An experienced criminal defense attorney will try to establish standing through witnesses other than the defendant. For example:
- The arresting officer’s testimony that he saw the defendant in possession of the incriminating item or that the defendant stated that he borrowed a car from its rightful owner may be enough to establish standing.
- Other people can be called to testify to the defendant’s interest in the vehicle or premises that was searched. A friend, if not charged as a co-defendant, might be able to testify that the defendant slept several nights in the apartment, thereby establishing standing.
The Fourth Amendment and its state counterparts prohibit only governmental intrusions. Therefore, the fruit of searches conducted by private parties can be used despite the unreasonableness of the intrusion.
However, the search must comply with Fourth Amendment standards when:
- The individuals act as instruments or agents of the government. For example, one court decided that an airport employee who had a history of providing information to the DEA for money and opening packages and searching for drugs acted as government agent.
- The officers join the private search while in progress.
Relinquishing the privacy interest
Actions indicating your intent to relinquish your privacy interest in an item may amount to abandonment or forfeiture of your Fourth Amendment interest in the item and the right to contest its seizure and search. For example:
- Leaving a gym bag in a public hallway.
- Putting the garbage at the curb.
- Throwing drugs to the ground when chased by the police.

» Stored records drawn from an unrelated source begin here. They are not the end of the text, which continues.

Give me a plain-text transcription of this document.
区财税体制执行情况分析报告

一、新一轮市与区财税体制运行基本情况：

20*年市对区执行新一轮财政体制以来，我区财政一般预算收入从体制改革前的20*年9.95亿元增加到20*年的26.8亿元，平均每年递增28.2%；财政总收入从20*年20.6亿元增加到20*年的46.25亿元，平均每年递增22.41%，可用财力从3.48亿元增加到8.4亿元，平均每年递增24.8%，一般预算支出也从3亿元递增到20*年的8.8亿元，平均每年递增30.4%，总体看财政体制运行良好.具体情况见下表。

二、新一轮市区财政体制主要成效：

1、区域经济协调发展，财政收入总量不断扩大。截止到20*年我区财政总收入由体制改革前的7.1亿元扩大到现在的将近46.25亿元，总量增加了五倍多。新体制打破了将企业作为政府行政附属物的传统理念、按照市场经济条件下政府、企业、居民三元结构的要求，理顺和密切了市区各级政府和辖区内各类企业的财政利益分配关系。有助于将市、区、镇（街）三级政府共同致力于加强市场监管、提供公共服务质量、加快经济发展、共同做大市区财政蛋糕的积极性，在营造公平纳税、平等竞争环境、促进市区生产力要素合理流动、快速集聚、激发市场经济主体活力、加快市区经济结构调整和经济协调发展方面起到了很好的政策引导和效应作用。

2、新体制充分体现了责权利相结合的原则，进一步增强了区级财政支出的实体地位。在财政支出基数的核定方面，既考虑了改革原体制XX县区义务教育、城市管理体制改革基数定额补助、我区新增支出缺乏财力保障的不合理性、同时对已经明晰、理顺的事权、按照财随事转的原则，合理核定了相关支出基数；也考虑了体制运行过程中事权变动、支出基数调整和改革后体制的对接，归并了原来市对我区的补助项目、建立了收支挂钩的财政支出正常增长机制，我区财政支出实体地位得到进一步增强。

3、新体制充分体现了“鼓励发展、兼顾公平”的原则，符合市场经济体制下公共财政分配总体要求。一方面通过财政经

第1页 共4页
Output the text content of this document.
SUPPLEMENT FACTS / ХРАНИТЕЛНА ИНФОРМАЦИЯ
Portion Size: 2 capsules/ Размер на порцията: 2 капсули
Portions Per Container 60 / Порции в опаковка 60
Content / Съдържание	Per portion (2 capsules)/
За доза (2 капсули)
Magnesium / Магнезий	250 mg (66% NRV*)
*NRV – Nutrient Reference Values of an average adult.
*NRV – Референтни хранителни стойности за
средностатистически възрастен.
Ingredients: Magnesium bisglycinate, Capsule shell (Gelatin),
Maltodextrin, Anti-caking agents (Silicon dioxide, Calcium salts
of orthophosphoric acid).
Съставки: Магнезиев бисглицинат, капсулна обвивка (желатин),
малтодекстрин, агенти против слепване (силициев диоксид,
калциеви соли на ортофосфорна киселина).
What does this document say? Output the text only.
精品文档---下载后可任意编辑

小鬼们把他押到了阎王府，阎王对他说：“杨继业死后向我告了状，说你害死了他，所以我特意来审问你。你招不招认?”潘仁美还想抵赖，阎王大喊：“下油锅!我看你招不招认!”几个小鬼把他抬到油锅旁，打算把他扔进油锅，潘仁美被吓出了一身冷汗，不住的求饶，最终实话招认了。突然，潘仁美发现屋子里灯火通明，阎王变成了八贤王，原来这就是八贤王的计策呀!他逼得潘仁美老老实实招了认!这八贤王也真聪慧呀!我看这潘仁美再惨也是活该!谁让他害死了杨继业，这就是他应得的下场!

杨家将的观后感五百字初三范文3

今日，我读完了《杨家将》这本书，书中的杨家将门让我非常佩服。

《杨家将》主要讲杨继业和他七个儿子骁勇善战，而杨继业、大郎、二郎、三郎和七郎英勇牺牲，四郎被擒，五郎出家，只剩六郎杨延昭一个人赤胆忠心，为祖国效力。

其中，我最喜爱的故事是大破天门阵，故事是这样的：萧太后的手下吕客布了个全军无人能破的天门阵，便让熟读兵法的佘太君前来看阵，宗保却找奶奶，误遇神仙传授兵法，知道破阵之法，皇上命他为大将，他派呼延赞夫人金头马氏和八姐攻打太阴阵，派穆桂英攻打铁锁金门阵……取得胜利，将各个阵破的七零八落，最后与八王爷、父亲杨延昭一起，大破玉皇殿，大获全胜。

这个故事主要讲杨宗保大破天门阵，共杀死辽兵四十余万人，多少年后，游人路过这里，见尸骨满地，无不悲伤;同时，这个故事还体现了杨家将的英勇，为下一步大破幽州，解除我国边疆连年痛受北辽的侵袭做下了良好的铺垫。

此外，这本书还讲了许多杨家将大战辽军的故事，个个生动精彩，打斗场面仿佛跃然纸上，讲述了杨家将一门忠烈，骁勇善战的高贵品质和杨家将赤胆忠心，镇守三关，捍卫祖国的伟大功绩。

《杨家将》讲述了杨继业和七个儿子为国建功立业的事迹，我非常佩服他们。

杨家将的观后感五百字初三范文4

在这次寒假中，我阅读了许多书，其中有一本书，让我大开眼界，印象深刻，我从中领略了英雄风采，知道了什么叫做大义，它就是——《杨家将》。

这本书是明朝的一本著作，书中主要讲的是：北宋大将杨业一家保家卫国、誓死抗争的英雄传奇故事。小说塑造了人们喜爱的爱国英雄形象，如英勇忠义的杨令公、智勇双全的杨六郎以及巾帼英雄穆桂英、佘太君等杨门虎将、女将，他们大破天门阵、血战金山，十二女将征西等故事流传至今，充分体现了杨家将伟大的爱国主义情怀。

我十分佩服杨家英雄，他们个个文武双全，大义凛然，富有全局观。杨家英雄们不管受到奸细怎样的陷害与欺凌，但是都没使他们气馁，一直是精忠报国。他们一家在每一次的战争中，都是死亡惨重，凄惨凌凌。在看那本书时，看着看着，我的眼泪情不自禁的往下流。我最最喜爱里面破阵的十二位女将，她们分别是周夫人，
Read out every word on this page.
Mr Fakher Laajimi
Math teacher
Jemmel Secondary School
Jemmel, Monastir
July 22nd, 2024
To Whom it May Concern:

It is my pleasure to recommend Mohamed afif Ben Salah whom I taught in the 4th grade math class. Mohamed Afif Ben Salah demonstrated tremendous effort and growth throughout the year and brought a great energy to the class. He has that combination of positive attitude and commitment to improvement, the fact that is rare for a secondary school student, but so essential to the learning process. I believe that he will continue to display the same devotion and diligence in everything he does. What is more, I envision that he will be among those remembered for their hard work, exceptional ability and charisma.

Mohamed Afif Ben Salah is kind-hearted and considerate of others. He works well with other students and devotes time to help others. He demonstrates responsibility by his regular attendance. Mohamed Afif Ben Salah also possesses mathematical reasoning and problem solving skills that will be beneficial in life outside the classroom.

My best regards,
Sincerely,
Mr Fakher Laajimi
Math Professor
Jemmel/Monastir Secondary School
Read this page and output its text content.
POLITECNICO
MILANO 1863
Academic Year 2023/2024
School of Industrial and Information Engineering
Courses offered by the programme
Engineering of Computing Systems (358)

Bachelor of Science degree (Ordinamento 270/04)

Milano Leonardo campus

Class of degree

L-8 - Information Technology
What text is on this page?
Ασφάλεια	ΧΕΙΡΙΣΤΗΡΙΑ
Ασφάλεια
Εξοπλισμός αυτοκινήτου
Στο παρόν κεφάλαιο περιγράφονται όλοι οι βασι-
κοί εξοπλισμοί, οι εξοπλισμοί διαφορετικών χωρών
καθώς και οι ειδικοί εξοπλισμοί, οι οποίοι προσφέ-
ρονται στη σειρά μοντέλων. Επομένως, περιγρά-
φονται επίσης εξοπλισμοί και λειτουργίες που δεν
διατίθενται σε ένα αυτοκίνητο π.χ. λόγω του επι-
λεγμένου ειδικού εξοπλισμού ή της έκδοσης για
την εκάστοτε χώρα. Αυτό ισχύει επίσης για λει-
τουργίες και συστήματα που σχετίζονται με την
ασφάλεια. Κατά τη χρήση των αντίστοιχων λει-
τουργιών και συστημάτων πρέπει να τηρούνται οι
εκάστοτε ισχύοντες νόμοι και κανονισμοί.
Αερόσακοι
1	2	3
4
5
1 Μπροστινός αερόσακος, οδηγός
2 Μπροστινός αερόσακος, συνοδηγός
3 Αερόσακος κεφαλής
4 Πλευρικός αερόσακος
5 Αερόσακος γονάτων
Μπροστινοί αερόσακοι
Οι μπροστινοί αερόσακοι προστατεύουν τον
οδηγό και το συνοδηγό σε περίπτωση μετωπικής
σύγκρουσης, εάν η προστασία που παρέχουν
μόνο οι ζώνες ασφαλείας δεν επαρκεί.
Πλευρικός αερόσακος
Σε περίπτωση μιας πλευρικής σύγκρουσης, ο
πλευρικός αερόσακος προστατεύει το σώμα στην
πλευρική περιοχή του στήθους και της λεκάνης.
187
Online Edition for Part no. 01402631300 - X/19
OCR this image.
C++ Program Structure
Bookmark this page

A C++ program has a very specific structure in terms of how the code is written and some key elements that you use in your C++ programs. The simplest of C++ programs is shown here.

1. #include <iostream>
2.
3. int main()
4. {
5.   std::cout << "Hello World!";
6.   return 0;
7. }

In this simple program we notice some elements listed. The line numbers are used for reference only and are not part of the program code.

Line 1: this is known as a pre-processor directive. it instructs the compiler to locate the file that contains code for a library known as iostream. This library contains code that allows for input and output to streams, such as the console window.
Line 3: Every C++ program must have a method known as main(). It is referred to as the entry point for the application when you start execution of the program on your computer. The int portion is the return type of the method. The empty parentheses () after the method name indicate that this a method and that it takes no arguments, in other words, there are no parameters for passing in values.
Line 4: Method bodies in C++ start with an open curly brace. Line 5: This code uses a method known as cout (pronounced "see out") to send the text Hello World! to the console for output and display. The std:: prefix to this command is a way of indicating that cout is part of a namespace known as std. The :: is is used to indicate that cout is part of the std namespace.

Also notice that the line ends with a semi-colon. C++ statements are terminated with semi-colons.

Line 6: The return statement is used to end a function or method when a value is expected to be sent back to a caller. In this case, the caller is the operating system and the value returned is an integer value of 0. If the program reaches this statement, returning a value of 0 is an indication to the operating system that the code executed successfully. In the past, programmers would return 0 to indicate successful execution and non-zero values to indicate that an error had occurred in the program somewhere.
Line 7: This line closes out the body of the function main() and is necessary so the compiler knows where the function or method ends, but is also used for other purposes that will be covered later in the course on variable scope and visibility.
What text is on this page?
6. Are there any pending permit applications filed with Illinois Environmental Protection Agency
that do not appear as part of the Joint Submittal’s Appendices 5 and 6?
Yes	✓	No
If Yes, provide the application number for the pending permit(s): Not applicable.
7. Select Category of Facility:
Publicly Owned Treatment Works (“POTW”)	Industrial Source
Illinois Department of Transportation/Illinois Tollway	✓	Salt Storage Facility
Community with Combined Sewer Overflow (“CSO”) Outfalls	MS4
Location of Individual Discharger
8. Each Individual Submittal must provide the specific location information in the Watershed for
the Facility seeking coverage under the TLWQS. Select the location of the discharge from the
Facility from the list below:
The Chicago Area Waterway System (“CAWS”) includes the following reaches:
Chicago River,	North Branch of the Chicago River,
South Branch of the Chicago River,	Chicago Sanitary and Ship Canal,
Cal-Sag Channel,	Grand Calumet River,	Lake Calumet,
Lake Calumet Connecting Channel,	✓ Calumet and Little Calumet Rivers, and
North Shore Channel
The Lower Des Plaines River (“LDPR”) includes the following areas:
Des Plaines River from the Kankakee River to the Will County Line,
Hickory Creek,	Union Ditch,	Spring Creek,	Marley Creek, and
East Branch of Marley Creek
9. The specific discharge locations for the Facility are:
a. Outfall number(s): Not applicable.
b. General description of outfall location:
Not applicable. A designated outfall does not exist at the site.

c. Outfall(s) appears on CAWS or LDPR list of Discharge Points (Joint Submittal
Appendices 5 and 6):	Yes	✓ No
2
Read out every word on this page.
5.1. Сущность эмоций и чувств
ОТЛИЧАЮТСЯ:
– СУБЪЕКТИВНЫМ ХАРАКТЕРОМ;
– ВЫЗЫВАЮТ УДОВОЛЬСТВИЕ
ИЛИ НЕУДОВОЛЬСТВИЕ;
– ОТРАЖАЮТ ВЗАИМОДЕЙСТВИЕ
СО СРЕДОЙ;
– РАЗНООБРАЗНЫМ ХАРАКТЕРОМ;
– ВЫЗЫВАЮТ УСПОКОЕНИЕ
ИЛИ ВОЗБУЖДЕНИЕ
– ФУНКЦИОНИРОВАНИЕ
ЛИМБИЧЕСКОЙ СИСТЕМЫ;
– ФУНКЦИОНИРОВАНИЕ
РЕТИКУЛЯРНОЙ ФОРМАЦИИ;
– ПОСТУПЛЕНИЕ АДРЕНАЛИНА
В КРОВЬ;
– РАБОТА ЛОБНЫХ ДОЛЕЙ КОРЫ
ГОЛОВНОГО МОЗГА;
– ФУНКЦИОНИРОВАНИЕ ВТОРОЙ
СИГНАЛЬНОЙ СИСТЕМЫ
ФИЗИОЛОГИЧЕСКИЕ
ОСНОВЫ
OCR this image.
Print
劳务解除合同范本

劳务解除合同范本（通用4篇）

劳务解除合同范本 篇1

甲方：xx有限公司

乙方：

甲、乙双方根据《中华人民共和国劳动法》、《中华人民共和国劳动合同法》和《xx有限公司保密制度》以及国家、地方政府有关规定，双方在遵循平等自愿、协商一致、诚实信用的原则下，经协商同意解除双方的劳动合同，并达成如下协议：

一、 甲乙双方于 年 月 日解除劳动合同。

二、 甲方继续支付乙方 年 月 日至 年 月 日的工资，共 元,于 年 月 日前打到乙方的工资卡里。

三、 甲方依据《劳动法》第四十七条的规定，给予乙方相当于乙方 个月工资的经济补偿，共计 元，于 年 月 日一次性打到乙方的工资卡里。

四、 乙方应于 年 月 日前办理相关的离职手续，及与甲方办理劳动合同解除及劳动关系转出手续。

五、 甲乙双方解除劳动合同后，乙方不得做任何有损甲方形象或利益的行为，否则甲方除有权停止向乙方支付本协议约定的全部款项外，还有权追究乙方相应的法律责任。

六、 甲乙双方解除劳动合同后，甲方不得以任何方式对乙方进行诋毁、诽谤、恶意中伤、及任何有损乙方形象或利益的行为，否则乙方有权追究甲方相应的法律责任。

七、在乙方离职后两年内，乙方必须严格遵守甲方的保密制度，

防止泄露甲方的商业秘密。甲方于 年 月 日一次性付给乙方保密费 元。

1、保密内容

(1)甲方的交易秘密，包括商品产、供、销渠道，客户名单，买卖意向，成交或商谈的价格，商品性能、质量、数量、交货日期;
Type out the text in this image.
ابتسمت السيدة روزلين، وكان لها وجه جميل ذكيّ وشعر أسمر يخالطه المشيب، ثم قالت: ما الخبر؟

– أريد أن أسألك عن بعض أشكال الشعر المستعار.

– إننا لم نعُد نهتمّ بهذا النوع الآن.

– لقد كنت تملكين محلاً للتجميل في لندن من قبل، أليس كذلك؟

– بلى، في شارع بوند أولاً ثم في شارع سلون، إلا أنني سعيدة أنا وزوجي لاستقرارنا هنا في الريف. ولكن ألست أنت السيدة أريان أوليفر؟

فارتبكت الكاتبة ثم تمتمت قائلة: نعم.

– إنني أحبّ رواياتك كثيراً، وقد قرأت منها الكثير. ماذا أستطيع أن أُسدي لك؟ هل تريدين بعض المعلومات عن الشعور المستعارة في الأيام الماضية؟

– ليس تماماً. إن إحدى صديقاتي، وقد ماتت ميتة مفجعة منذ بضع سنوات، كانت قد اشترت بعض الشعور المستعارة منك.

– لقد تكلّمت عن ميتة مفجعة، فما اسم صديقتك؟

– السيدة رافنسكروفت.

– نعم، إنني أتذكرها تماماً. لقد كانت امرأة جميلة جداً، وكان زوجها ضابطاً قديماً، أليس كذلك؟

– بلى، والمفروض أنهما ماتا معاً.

However, entrusting a bag or item to another person or setting it down temporarily does not amount to abandonment. For example:
- Giving computer disks to another in a sealed envelope marked “confidential and private” was not abandonment and did not authorize possessor to consent to search of the disk’s contents.
- Giving bag to store clerk and leaving store did not amount to abandonment.
The government bears the burden of proving abandonment.
Disclaiming an interest
The police may testify that when they approached you, you disclaimed any interest in your possessions. Such testimony, if believed, can be fatal to a suppression motion. Your criminal defense attorney should explore exactly what the police said and the circumstances. For example, sometimes the police enter an area (such as a stopped bus) and ask generally to whom a bag belongs. They will take silence as the occupants’ collective denial of any interest in the bag. A skilled defense attorney will ask the police whether they saw the defendant in the area or on the bus at the time; passengers, including the defendant, may have disembarked and not yet reboarded, so they may not have heard the question.
Another tactic that a defense attorney can use is to try to establish that the abandonment resulted from some police illegality. The abandonment then becomes the fruit of the illegal official conduct, and the item would be suppressed. For example, the police detained you without probable cause or reasonable suspicion before the act that might constitute abandonment.
Abandonment issues arise often in so-called “dropsy” cases, in which the police claim to observe a defendant sell or possess drugs or a gun and then throw it to the ground when the police approach. Once the police see the drop and recover the contraband, they have probable cause to arrest the defendant.
In dropsy cases, a suppression hearing can yield ample discovery. Since the suppression issue is whether the police had articulable and reasonable facts justifying their approach to the defendant, the prosecution will need to present its entire case regarding what the police saw the defendant do.
However, the prosecution can avoid any inquiry into what the police observed if the court accepts the argument that the approach was not a stop and that the defendant abandoned any interest in the item, thereby leaving nothing (neither the stop nor the seizure) to suppress.
The experienced criminal defense lawyer will argue that the police seized the defendant when they approached him, and that the seizure caused him to drop the drugs or gun so that the dropping is the suppressible fruit of the illegal seizure.
Some state courts accept that the approach is a seizure. However, the United States Supreme Court says that the approach is not a seizure. Nevertheless, even in federal court, a skilled criminal defense attorney can establish that a seizure occurred with evidence that the police did more than approach and yell, “Stop.” For example: Did they handle the defendant before he slipped away? Did they point or fire their guns at him?